In one his Paris sermons, ‘Abdu’l-Baha expressed anger over the fact that in France the drowning of 20 French people in a river has caused a great deal of controversy, while a blind eye is turned to the thousands of non-French killed elsewhere:
“I am filled with wonder and surprise to notice what interest and excitement has been aroused throughout the whole country on account of the death of twenty people, while they remain cold and indifferent to the fact that thousands of
Italians, Turks, and Arabs are killed in Tripoli! The horror of this wholesale slaughter has not disturbed the Government at all! Yet these unfortunate people are human beings too.
‘Abdu’l-Baha criticizes the French government for being concerned only about the French whilst being indifferent towards other peoples.
Unfortunately, similar treatments can be seen in the actions of Baha’is towards non-Baha’is.
In Baha’i culture there is usually silence regarding the oppression and death of the thousands and millions of people in wars worldwide and no government is criticized. On the other hand, if a Baha’i is discriminated anywhere in the world, especially in countries hostile towards Baha’ism, all means possible are used to persuade governments of other countries to exert pressure on those who infringe their rights.
Why does this discrimination exist towards different groups? Why do Baha’is remain somewhat “cold and indifferent to the fact that thousands of” people are being killed and oppressed worldwide? After all non-Baha’i “people are human beings too,” are they not? Is this the meaning of Oneness of Humanity?
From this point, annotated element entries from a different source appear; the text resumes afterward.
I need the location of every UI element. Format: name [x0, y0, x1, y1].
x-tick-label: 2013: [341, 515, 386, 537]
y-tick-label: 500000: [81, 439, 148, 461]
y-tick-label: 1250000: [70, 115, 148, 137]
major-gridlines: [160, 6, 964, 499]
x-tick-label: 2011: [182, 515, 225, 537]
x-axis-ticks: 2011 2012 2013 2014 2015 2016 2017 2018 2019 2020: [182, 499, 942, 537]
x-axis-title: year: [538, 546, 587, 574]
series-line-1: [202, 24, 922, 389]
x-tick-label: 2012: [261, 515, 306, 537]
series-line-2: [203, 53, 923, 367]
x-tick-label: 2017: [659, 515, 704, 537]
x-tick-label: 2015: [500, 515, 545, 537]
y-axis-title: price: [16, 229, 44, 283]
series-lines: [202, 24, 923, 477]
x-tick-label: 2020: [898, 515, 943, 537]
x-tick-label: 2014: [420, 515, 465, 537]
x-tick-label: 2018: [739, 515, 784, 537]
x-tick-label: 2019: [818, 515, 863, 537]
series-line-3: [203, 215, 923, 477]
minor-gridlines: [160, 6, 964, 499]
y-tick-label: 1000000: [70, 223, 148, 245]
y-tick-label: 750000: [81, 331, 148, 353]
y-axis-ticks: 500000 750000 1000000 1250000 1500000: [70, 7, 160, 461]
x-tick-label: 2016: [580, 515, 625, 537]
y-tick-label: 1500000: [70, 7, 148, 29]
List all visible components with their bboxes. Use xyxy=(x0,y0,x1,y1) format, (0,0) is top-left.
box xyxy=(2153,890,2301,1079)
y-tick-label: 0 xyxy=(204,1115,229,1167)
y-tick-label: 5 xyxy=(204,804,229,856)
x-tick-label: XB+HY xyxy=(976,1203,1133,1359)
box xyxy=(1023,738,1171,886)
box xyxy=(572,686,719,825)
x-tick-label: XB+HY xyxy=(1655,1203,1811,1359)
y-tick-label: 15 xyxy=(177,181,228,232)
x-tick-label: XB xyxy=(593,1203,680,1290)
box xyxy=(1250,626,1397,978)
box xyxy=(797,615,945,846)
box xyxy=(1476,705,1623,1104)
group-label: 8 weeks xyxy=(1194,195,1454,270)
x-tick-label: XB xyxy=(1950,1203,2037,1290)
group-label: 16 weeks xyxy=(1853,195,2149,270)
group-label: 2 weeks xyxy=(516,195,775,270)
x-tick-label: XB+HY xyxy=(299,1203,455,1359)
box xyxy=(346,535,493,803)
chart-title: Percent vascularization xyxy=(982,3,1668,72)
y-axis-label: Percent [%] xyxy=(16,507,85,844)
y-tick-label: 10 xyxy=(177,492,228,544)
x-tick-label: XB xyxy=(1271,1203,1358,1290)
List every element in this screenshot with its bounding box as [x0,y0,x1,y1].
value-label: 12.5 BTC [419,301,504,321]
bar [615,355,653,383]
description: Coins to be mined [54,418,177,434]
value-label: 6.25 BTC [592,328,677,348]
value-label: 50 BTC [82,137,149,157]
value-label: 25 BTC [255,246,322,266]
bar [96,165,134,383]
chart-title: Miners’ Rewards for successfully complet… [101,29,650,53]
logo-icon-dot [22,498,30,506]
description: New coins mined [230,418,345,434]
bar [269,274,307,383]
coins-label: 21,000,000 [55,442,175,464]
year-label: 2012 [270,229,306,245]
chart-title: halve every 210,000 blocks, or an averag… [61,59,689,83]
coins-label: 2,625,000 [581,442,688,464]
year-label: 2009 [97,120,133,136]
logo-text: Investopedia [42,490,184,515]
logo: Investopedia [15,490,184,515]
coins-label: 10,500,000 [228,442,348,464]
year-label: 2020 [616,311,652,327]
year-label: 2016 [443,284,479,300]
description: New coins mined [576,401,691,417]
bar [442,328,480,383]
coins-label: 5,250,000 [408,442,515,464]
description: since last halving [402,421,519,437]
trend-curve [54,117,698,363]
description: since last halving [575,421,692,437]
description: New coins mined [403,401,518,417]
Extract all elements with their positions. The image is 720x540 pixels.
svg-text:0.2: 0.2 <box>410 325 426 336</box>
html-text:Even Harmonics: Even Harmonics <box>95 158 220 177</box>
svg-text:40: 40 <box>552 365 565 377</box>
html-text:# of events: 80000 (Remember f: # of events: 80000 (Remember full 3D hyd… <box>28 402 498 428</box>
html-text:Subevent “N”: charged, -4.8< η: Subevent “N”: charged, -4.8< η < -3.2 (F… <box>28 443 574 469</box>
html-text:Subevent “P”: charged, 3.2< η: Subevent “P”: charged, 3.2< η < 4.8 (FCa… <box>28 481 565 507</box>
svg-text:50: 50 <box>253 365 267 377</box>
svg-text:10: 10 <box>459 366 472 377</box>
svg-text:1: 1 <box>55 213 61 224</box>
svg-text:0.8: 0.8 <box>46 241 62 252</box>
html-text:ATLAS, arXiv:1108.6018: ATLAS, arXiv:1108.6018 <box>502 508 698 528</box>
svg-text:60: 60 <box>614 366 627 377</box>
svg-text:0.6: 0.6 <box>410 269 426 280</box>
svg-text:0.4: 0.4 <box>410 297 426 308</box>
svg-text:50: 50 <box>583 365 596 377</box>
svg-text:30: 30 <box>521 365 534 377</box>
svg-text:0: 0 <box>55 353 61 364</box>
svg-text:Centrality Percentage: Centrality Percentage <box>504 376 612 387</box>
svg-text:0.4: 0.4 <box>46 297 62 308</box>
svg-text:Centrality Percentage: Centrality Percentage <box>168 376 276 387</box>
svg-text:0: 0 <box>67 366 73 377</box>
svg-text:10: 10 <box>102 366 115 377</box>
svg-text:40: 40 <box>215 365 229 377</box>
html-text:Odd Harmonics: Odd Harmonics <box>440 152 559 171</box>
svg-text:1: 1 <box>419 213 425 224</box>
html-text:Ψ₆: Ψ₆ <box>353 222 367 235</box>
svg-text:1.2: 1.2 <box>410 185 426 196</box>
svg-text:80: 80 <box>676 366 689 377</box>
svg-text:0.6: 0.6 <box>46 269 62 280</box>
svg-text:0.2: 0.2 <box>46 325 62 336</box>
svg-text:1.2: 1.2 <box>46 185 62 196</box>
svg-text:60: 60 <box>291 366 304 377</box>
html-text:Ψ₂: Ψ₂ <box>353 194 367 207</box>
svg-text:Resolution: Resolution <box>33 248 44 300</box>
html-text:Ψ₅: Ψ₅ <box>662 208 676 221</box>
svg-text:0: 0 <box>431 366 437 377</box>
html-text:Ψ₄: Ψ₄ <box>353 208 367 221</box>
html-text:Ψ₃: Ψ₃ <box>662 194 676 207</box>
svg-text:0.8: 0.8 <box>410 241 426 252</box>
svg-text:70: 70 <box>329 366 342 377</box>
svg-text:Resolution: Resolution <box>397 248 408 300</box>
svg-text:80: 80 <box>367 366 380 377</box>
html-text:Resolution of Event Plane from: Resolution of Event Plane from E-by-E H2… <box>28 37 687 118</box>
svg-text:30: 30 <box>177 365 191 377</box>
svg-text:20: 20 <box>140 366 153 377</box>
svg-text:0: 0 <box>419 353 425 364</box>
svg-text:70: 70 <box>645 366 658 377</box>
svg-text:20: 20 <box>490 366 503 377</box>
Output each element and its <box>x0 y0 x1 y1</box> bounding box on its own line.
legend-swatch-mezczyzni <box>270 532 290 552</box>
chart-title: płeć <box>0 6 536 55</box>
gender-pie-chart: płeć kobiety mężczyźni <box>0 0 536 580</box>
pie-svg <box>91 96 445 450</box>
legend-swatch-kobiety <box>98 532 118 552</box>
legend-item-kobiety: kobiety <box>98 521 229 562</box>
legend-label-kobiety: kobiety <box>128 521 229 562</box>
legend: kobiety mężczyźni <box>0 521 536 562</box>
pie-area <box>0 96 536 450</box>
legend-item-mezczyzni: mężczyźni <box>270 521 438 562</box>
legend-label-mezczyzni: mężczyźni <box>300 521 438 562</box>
Baha’is usually put forward the excuse that we do not participate in political affairs. If that is really the case, then why isn’t this policy exercised when their fellow brethren need their help? Whatever the excuse, the fact remains that in contrary to the claim about the Oneness of Humanity, in equal circumstances, Baha’is do not react the same way toward non-Baha’is that they do toward Baha’is.
 ‘Abdu’l-Baha, Paris Talks, pp. 114-115.